A script is available called renewtickets which will attempt to automatically renew your kerberos tickets for as long as possible, then exit. If you give it a queue name it will also run gridtickets for you on that queue, as described below. You can use nohup to leave the script running even after you log out, like this:

$ nohup renewtickets  [queue.q] &
nohup: ignoring input and appending output to `nohup.out'

Here’s an example for the bme.q with the output written to bme.kticket.out rather than nohup.out.

$ nohup renewtickets bme.q &> bme.kticket.out&

Note that if you had a job running longer than 7 days, you would have to run kinit again at least once every 7 days, which will require you to retype your password to re-get the ticket with another 7-day lifetime.

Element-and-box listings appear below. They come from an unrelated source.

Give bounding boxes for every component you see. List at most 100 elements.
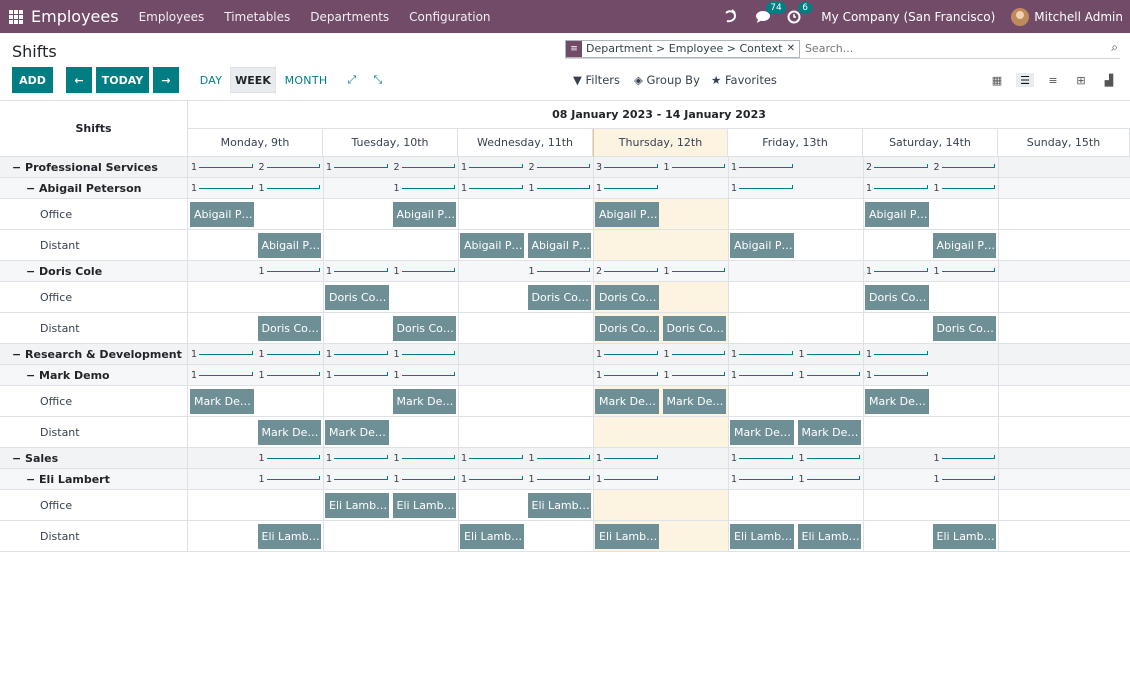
- shift-count: 1: [191, 161, 253, 173]
- day-divider: [593, 344, 594, 364]
- shift-pill[interactable]: Abigail P…: [730, 233, 794, 258]
- gantt-view-icon[interactable]: ☰: [1016, 73, 1034, 87]
- menu-timetables[interactable]: Timetables: [224, 10, 290, 24]
- remove-facet-icon[interactable]: ✕: [787, 43, 799, 54]
- day-divider: [728, 417, 729, 447]
- row-label[interactable]: − Sales: [0, 448, 188, 468]
- previous-button[interactable]: ←: [66, 67, 92, 93]
- menu-employees[interactable]: Employees: [139, 10, 205, 24]
- shift-pill[interactable]: Abigail P…: [392, 202, 456, 227]
- calendar-view-icon[interactable]: ▦: [988, 73, 1006, 87]
- add-button[interactable]: ADD: [12, 67, 53, 93]
- shift-pill[interactable]: Doris Co…: [595, 285, 659, 310]
- shift-pill[interactable]: Eli Lamb…: [257, 524, 321, 549]
- day-divider: [458, 344, 459, 364]
- shift-pill[interactable]: Mark De…: [257, 420, 321, 445]
- groupby-button[interactable]: ◈ Group By: [634, 73, 700, 87]
- shift-count-bar: [266, 350, 321, 355]
- messages-icon[interactable]: 74: [755, 1, 786, 24]
- shift-count-value: 2: [258, 161, 265, 173]
- shift-pill[interactable]: Eli Lamb…: [730, 524, 794, 549]
- shift-pill[interactable]: Abigail P…: [190, 202, 254, 227]
- user-menu[interactable]: Mitchell Admin: [1034, 10, 1123, 24]
- shift-pill[interactable]: Mark De…: [662, 389, 726, 414]
- shift-count-bar: [671, 371, 726, 376]
- menu-configuration[interactable]: Configuration: [409, 10, 490, 24]
- collapse-icon[interactable]: ⤡: [368, 67, 388, 93]
- shift-pill[interactable]: Abigail P…: [595, 202, 659, 227]
- shift-count-value: 1: [191, 348, 198, 360]
- shift-count-value: 1: [731, 369, 738, 381]
- shift-pill[interactable]: Doris Co…: [527, 285, 591, 310]
- shift-pill[interactable]: Mark De…: [325, 420, 389, 445]
- context-row: Distant Mark De… Mark De… Mark De… Mark De…: [0, 417, 1130, 448]
- shift-count-bar: [536, 184, 591, 189]
- app-name[interactable]: Employees: [31, 7, 119, 26]
- company-switcher[interactable]: My Company (San Francisco): [821, 10, 995, 24]
- day-divider: [593, 448, 594, 468]
- shift-pill[interactable]: Abigail P…: [460, 233, 524, 258]
- graph-view-icon[interactable]: ▟: [1100, 73, 1118, 87]
- list-view-icon[interactable]: ≡: [1044, 73, 1062, 87]
- search-icon[interactable]: ⌕: [1111, 40, 1118, 55]
- shift-pill[interactable]: Eli Lamb…: [595, 524, 659, 549]
- scale-day[interactable]: DAY: [196, 67, 226, 93]
- shift-pill[interactable]: Mark De…: [392, 389, 456, 414]
- row-label[interactable]: − Mark Demo: [0, 365, 188, 385]
- shift-count: 1: [529, 182, 591, 194]
- pivot-view-icon[interactable]: ⊞: [1072, 73, 1090, 87]
- menu-departments[interactable]: Departments: [310, 10, 389, 24]
- row-label[interactable]: − Research & Development: [0, 344, 188, 364]
- shift-pill[interactable]: Abigail P…: [865, 202, 929, 227]
- shift-pill[interactable]: Eli Lamb…: [325, 493, 389, 518]
- day-divider: [863, 521, 864, 551]
- day-divider: [593, 521, 594, 551]
- row-label[interactable]: − Abigail Peterson: [0, 178, 188, 198]
- row-label[interactable]: − Professional Services: [0, 157, 188, 177]
- context-row: Office Abigail P… Abigail P… Abigail P… Abig…: [0, 199, 1130, 230]
- shift-count-value: 2: [393, 161, 400, 173]
- filters-button[interactable]: ▼ Filters: [573, 73, 620, 87]
- shift-pill[interactable]: Doris Co…: [662, 316, 726, 341]
- shift-count-value: 3: [596, 161, 603, 173]
- shift-pill[interactable]: Doris Co…: [932, 316, 996, 341]
- day-divider: [593, 386, 594, 416]
- shift-pill[interactable]: Mark De…: [730, 420, 794, 445]
- shift-count-value: 2: [866, 161, 873, 173]
- app-menu-icon[interactable]: [9, 9, 23, 24]
- shift-pill[interactable]: Eli Lamb…: [460, 524, 524, 549]
- user-avatar[interactable]: [1011, 7, 1030, 26]
- shift-pill[interactable]: Doris Co…: [325, 285, 389, 310]
- today-button[interactable]: TODAY: [96, 67, 149, 93]
- shift-pill[interactable]: Abigail P…: [257, 233, 321, 258]
- shift-pill[interactable]: Doris Co…: [595, 316, 659, 341]
- shift-pill[interactable]: Mark De…: [797, 420, 861, 445]
- shift-pill[interactable]: Abigail P…: [932, 233, 996, 258]
- row-label[interactable]: − Eli Lambert: [0, 469, 188, 489]
- shift-pill[interactable]: Eli Lamb…: [797, 524, 861, 549]
- shift-pill[interactable]: Abigail P…: [527, 233, 591, 258]
- shift-pill[interactable]: Doris Co…: [257, 316, 321, 341]
- shift-pill[interactable]: Doris Co…: [865, 285, 929, 310]
- row-label[interactable]: − Doris Cole: [0, 261, 188, 281]
- scale-week[interactable]: WEEK: [230, 67, 276, 93]
- shift-count: 1: [259, 265, 321, 277]
- shift-pill[interactable]: Eli Lamb…: [932, 524, 996, 549]
- scale-month[interactable]: MONTH: [282, 67, 330, 93]
- shift-pill[interactable]: Mark De…: [865, 389, 929, 414]
- shift-pill[interactable]: Eli Lamb…: [527, 493, 591, 518]
- debug-icon[interactable]: [723, 8, 739, 25]
- activity-icon[interactable]: 6: [787, 1, 813, 24]
- shift-pill[interactable]: Eli Lamb…: [392, 493, 456, 518]
- shift-count-value: 1: [866, 348, 873, 360]
- shift-pill[interactable]: Mark De…: [595, 389, 659, 414]
- day-divider: [323, 469, 324, 489]
- next-button[interactable]: →: [153, 67, 179, 93]
- view-switcher: ▦ ☰ ≡ ⊞ ▟: [988, 73, 1118, 87]
- shift-count: 1: [799, 473, 861, 485]
- expand-icon[interactable]: ⤢: [342, 67, 362, 93]
- favorites-button[interactable]: ★ Favorites: [711, 73, 777, 87]
- shift-pill[interactable]: Mark De…: [190, 389, 254, 414]
- search-input[interactable]: [804, 42, 1120, 55]
- shift-pill[interactable]: Doris Co…: [392, 316, 456, 341]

Gridtickets and Batch Jobs

When you submit an MPI job to a queue, grid engine will start mpirun on a single host, and that mpirun process will then SSH to the other hosts directly to start up worker processes. Mpirun can use a kerberos ticket to run SSH on your behalf, but first copy your current ticket across the queue to make this work:

$ gridtickets bme.q

You can replace the example bme.q with the queue you need to use.

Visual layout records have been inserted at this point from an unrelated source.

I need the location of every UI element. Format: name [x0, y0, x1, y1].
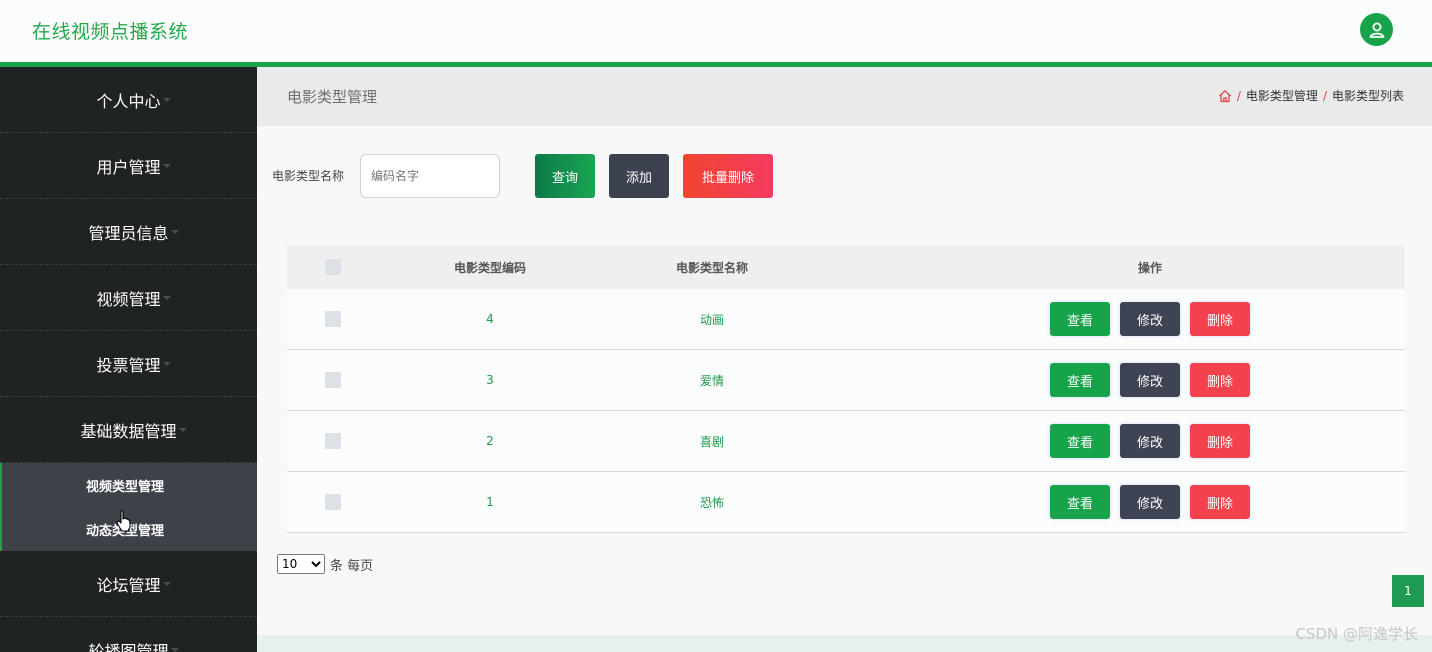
sidebar-item-label: 用户管理 [96, 157, 161, 177]
cell-name: 喜剧 [699, 434, 724, 449]
page-title: 电影类型管理 [287, 88, 378, 106]
cell-code: 1 [486, 495, 494, 509]
edit-button[interactable]: 修改 [1120, 424, 1180, 458]
chevron-down-icon [162, 295, 171, 300]
sidebar-item-label: 投票管理 [96, 355, 161, 375]
select-all-checkbox[interactable] [325, 259, 341, 275]
search-input[interactable] [360, 154, 500, 198]
sidebar: 个人中心 用户管理 管理员信息 视频管理 投票管理 基础数据管理 视频类型管理 … [0, 67, 257, 652]
cell-name: 爱情 [699, 373, 724, 388]
sidebar-item-basic-data[interactable]: 基础数据管理 [0, 397, 257, 463]
header-name: 电影类型名称 [675, 260, 748, 275]
home-icon[interactable] [1218, 89, 1232, 103]
mouse-pointer-icon [116, 510, 131, 532]
chevron-down-icon [162, 163, 171, 168]
edit-button[interactable]: 修改 [1120, 363, 1180, 397]
table-row: 4 动画 查看 修改 删除 [287, 289, 1405, 350]
breadcrumb-item-type-management[interactable]: 电影类型管理 [1246, 87, 1318, 104]
search-label: 电影类型名称 [272, 169, 345, 183]
view-button[interactable]: 查看 [1050, 485, 1110, 519]
sidebar-item-label: 管理员信息 [88, 223, 169, 243]
table-header: 电影类型编码 电影类型名称 操作 [287, 245, 1405, 289]
sidebar-item-admin-info[interactable]: 管理员信息 [0, 199, 257, 265]
delete-button[interactable]: 删除 [1190, 363, 1250, 397]
breadcrumb-separator: / [1322, 88, 1327, 103]
row-checkbox[interactable] [325, 494, 341, 510]
chevron-down-icon [170, 229, 179, 234]
footer-strip [257, 635, 1432, 652]
sidebar-item-vote-management[interactable]: 投票管理 [0, 331, 257, 397]
row-checkbox[interactable] [325, 311, 341, 327]
pagination-size: 10 条 每页 [277, 554, 373, 574]
view-button[interactable]: 查看 [1050, 363, 1110, 397]
sidebar-item-label: 视频管理 [96, 289, 161, 309]
user-icon [1369, 22, 1384, 38]
chevron-down-icon [162, 97, 171, 102]
breadcrumb-separator: / [1236, 88, 1241, 103]
delete-button[interactable]: 删除 [1190, 485, 1250, 519]
sidebar-item-carousel-management[interactable]: 轮播图管理 [0, 617, 257, 652]
cell-name: 动画 [699, 312, 724, 327]
row-checkbox[interactable] [325, 372, 341, 388]
delete-button[interactable]: 删除 [1190, 302, 1250, 336]
add-button[interactable]: 添加 [609, 154, 669, 198]
sidebar-item-user-management[interactable]: 用户管理 [0, 133, 257, 199]
edit-button[interactable]: 修改 [1120, 302, 1180, 336]
view-button[interactable]: 查看 [1050, 302, 1110, 336]
page-size-select[interactable]: 10 [277, 554, 325, 574]
cell-code: 3 [486, 373, 494, 387]
chevron-down-icon [178, 427, 187, 432]
watermark: CSDN @阿逸学长 [1295, 625, 1418, 643]
sidebar-item-label: 个人中心 [96, 91, 161, 111]
sidebar-item-label: 基础数据管理 [80, 421, 177, 441]
user-avatar-button[interactable] [1360, 13, 1393, 46]
row-checkbox[interactable] [325, 433, 341, 449]
sidebar-submenu: 视频类型管理 动态类型管理 [0, 463, 257, 551]
table-row: 2 喜剧 查看 修改 删除 [287, 411, 1405, 472]
sidebar-item-personal-center[interactable]: 个人中心 [0, 67, 257, 133]
sidebar-item-forum-management[interactable]: 论坛管理 [0, 551, 257, 617]
cell-code: 2 [486, 434, 494, 448]
main-content: 电影类型管理 / 电影类型管理 / 电影类型列表 电影类型名称 查询 添加 批量… [257, 67, 1432, 652]
header-code: 电影类型编码 [453, 260, 526, 275]
delete-button[interactable]: 删除 [1190, 424, 1250, 458]
cell-code: 4 [486, 312, 494, 326]
view-button[interactable]: 查看 [1050, 424, 1110, 458]
breadcrumb-bar: 电影类型管理 / 电影类型管理 / 电影类型列表 [257, 67, 1432, 126]
sidebar-item-video-management[interactable]: 视频管理 [0, 265, 257, 331]
breadcrumb: / 电影类型管理 / 电影类型列表 [1218, 87, 1404, 104]
cell-name: 恐怖 [699, 495, 724, 510]
chevron-down-icon [162, 361, 171, 366]
app-title: 在线视频点播系统 [32, 21, 189, 43]
header-ops: 操作 [1137, 260, 1162, 275]
chevron-down-icon [162, 581, 171, 586]
query-button[interactable]: 查询 [535, 154, 595, 198]
table-row: 1 恐怖 查看 修改 删除 [287, 472, 1405, 533]
movie-type-table: 电影类型编码 电影类型名称 操作 4 动画 查看 修改 删除 3 爱情 查看 修… [287, 245, 1405, 533]
chevron-down-icon [170, 647, 179, 652]
edit-button[interactable]: 修改 [1120, 485, 1180, 519]
sidebar-subitem-video-type[interactable]: 视频类型管理 [0, 463, 257, 507]
sidebar-item-label: 轮播图管理 [88, 641, 169, 652]
top-header: 在线视频点播系统 [0, 0, 1432, 62]
page-number-button[interactable]: 1 [1392, 575, 1424, 607]
sidebar-item-label: 论坛管理 [96, 575, 161, 595]
table-row: 3 爱情 查看 修改 删除 [287, 350, 1405, 411]
batch-delete-button[interactable]: 批量删除 [683, 154, 773, 198]
breadcrumb-item-type-list: 电影类型列表 [1331, 89, 1404, 103]
per-page-text: 条 每页 [330, 558, 374, 574]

NOTE WELL: With the Kerberos tickets copied to nodes, you hypothetically could actually use Kerberized directories in your grid submissions. However, you should avoid doing this, and instead still use the -cwd switch and your /mnt/nokrb home directory as usual, because if your job runs longer than the amount of time it takes for your tickets to expire, it will lose access to those directories.

Tickets on the SCC

On the SCC you can use gridticket.sh if you assign you job to a specific queue, but SCC also has krb5cc.sh (/usr/local/bin/krb5cc.sh) which allows a job to pull the Kerberos ticket during execution. To use it, first run it with the “init” option on a login node. After successfully typing in your password, it will background itself and automatically maintain a valid ticket in ~/.kbr5cc for one week. You can invoke this script in your batch scripts with the “batch” option, which will maintain a valid ticket on the batch nodes used by the job for as long as the ticket in ~/.krb5cc is valid or the job exits, whichever occurs first. You can rerun it with “init” option on any login node before the ticket in ~/.krb5cc expires.

For example, setup with:

$ krb5cc.sh init
$ qsub -pe omp 4 comsoljob.sh

Then from within the shell script that qsub runs (e.g. comsoljob.sh), you move the kerberos ticket to the exechost the batch job is running on:

$ krb5cc.sh batch

For more information on running jobs on the SCC, check out the SCC website.

Kerberos tickets with MPI

When you submit an MPI job to a queue, grid engine will start mpirun on a single host, and that mpirun process will then SSH to the other hosts directly to start up worker processes. mpirun can use a kerberos ticket to run SSH on your behalf, but first copy your current ticket across the queue to make this work:

gridtickets bungee.q

If you need to queue up a set of MPI jobs and your copied tickets might expire before they all run, you can use the script renewtickets in tandem with gridtickets to automatically renew and copy your credentials.